Published by Matt Polaine | Filed under Cycling infrastructure
I’ve avoided these helmet discussions because they aren’t factual, can never be factual, and are part of a complex cultural mindset. You can’t quantify why there are far fewer injuries in Copenhagen than Cambridge from cycling, where the former has 5 times or more the level of cycling and virtually no helmet wearing, but you can say that many, many small cultural differences add up to a huge difference in hazard perception and intermodal behaviour.
Child-development concerns are usually used to try and twist the debate to meet some ends, usually dubious political ones. If we were serious about real child development, their needs would be represented equally in transport planning. It never is.
The real reasons behind helmet wearing differ from activity to activity - of course - but this does not correspond to risk exposure. What it is confused is liability AKA contributory negligence, and this is the evil rot that has set within UK culture.
I wear a cycle helmet on the road when I am training because of the speed I am going at and the distance travelled - say 100km. Over that time, my exposure to the risk of head injury is say 2/10 where 0/10 would be never, and 10/10 would be definite. I am using this as a guide.
In the city centre, I may only travel 10km, but my exposure may still be 2/10 because of the increased risk posed by density of traffic and level of hazard thanks to rubbish highway design, blind drivers etc.
The worse my skills are for the same exposure type and time, the higher this may be. For my 8 year old son in the city centre over 10km it would be 9/10.
When I race in an MTB event in the Welsh mountains, where there are no motor vehicles or any other traffic coming towards me, my 100km in that event, may increase risk of head injury to 8/10.

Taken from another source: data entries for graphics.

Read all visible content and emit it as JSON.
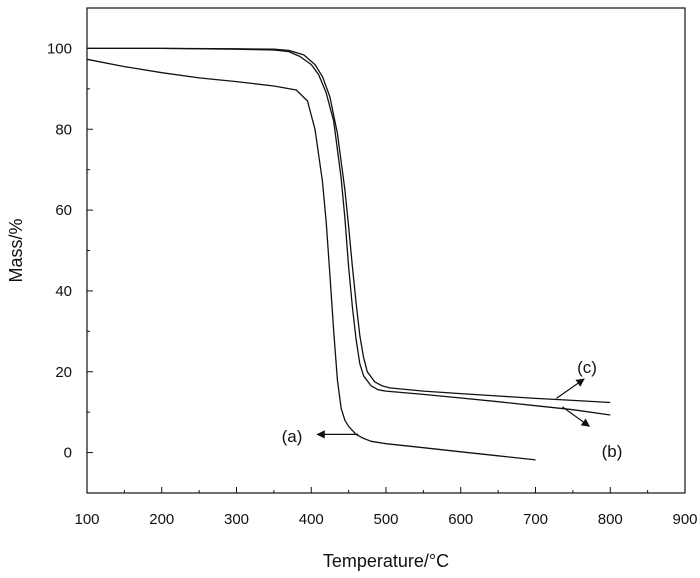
{
  "chart_data": {
    "type": "line",
    "title": "",
    "xlabel": "Temperature/°C",
    "ylabel": "Mass/%",
    "xlim": [
      100,
      900
    ],
    "ylim": [
      -10,
      110
    ],
    "xticks": [
      100,
      200,
      300,
      400,
      500,
      600,
      700,
      800,
      900
    ],
    "yticks": [
      0,
      20,
      40,
      60,
      80,
      100
    ],
    "grid": false,
    "legend": "none",
    "line_color": "#111111",
    "series": [
      {
        "label": "(a)",
        "x": [
          100,
          150,
          200,
          250,
          300,
          350,
          380,
          395,
          405,
          415,
          420,
          425,
          430,
          435,
          440,
          445,
          450,
          455,
          460,
          470,
          480,
          500,
          550,
          600,
          650,
          700
        ],
        "y": [
          97.3,
          95.5,
          94,
          92.7,
          91.8,
          90.7,
          89.7,
          87,
          80,
          67,
          57,
          44,
          30,
          18,
          11,
          8,
          6.5,
          5.5,
          4.5,
          3.5,
          2.8,
          2.2,
          1.2,
          0.2,
          -0.8,
          -1.8
        ]
      },
      {
        "label": "(b)",
        "x": [
          100,
          200,
          300,
          350,
          370,
          385,
          400,
          410,
          420,
          430,
          440,
          445,
          450,
          455,
          460,
          465,
          470,
          480,
          490,
          500,
          550,
          600,
          650,
          700,
          750,
          800
        ],
        "y": [
          100,
          100,
          99.8,
          99.6,
          99.2,
          98,
          96,
          93.5,
          89,
          82,
          68,
          58,
          46,
          36,
          28,
          22,
          19,
          16.5,
          15.5,
          15.2,
          14.4,
          13.5,
          12.6,
          11.6,
          10.6,
          9.3
        ]
      },
      {
        "label": "(c)",
        "x": [
          100,
          200,
          300,
          350,
          370,
          390,
          405,
          415,
          425,
          435,
          445,
          450,
          455,
          460,
          465,
          470,
          475,
          485,
          495,
          505,
          550,
          600,
          650,
          700,
          750,
          800
        ],
        "y": [
          100,
          100,
          99.9,
          99.8,
          99.5,
          98.4,
          96,
          93,
          88,
          79,
          65,
          56,
          46,
          37,
          29,
          23.5,
          20,
          17.5,
          16.5,
          16,
          15.2,
          14.6,
          14,
          13.4,
          12.9,
          12.4
        ]
      }
    ],
    "annotations": [
      {
        "text": "(a)",
        "arrow_from": [
          463,
          4.5
        ],
        "arrow_to": [
          408,
          4.5
        ]
      },
      {
        "text": "(b)",
        "arrow_from": [
          736,
          11.3
        ],
        "arrow_to": [
          772,
          6.5
        ]
      },
      {
        "text": "(c)",
        "arrow_from": [
          728,
          13.4
        ],
        "arrow_to": [
          765,
          18.2
        ]
      }
    ]
  }
}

This, along with Road Races, is what the cycle helmet was designed for. It does not protect your legs from being torn off and mangled around a cement mixers rear axle, though some Road Safety Teams seem to think helmet wearing save the user from injury, but won’t talk to truck drivers in the region. Go figure.
I wear a helmet where I think the density of stupid and selfish drivers is high because I don’t want their defence whittling down my fair claim for lost legs because I wasn’t wearing a helmet. This has happened, and yes the defence is that amoral.
My children wear helmets for the same reasons, but I have to say that despite riding and racing bikes for over 30 years, I consider current town centre traffic culture so awful in the UK, I don’t let the children cycle there. Even in Cambridge centre.
I should add that I have IAM training for motorcycling and I was a CTUK cycle instructor. I resigned from the Road Safety Team who ended up running the cycle instructors because their ideas of ‘road safety’ for cyclists was so far removed from what I believed in, but very geared towards liability reduction.
As a driver for a fire engine driver (to get him to the engine or RTI) way back in my past, I used to see the results of driver misadventure of the kind that isn’t printed in local newspapers, and head injuries are nearly always the cause of death, even with airbags. So why aren’t drivers wearing helmets, given that a typical driver who also cycles in the UK, has more chance of sustaining a head injury from driving than cycling, purely down to the levels of exposure to the risk inside a car?
As a motorcyclist, statistically I should be dead by now, yet as we all know, training is the best bit of safety equipment available, but the level of government subsidy available to improve road user training is miniscule. It is a tragic state of policy that those elected pour £billions into the economy patching up RTIs, families, and destroyed communities as the result of road deaths, yet the cost/benefit of training is never made a priority.
Hence why we have cycle helmets being promoted. It’s a cheap quick ‘fix’ and perfect tick-box road safety policy.